Man i think about going to hospital but all they do is giving antidepressants, i dont want them those things will break me completely. Government provides theraphy like once a month or something.

Antidepressants don't break you, you have to monitor your mood carefully while on them though. However there's several different types and it might just be that the ones you were on before didn't work for you.

If it wasn't for anti depressants I have no doubt I'd be dead.
 
It’s not an easy time for anyone. Don’t do anything stupid.

I know you mean well with this, but "don't do anything stupid" isn't good advice for someone who's feeling suicidal because it can make them feel worse.

Not trying to be a dick, you're a good dude, I've just done a fair bit of mental health training and been through a fair bit of treatment over the years and that's something they make a point of.
 
I was super stressed out at university too.
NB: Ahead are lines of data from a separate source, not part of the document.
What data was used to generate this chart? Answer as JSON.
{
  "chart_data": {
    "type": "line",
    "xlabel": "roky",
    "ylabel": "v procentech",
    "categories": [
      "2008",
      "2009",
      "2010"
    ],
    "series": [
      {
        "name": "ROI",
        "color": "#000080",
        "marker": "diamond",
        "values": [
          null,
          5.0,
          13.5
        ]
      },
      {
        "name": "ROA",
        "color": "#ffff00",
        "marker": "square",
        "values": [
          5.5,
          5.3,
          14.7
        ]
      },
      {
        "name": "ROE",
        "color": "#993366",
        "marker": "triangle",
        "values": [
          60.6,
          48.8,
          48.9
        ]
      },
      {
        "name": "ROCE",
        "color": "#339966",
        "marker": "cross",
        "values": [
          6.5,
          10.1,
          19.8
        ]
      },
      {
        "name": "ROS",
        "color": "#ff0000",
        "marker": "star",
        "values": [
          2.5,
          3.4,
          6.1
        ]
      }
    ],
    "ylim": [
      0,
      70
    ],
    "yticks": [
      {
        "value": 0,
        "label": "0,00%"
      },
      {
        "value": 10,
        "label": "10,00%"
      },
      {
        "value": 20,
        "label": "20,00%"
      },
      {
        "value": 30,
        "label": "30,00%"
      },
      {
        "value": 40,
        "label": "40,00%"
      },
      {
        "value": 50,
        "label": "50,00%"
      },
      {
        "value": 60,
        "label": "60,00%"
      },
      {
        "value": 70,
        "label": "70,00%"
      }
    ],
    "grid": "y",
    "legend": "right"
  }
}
Dropped out, now I'm as relaxed as can be. (Although I'm unemployed too so you win some you lose some).

Not saying you should drop out, but it's an option.


I used to take everything in life very seriously, study hard for exams and shit. I got good grades but I felt like shit. If I knew i'd be an unemployed loser at the end I would've been relaxed from the start.

My life now is way better in terms of my mental health than when I had all the stress from school. Idk if this is any use to you but my situation was similar to yours at some point.
 
just do crazy shit until you nearly die.
a near death experience is nearly guaranteed to improve your passion for life (or so a friend tells me)
 
Loneliness, financial and family issues, fucking college stress
Get on meds so you can get through the day. You need to break down your problems into smaller issues so you can actually tackle them. I would invest most of your energy into developing a career. Contrary to what some people say, money solves a lot of fucking problems.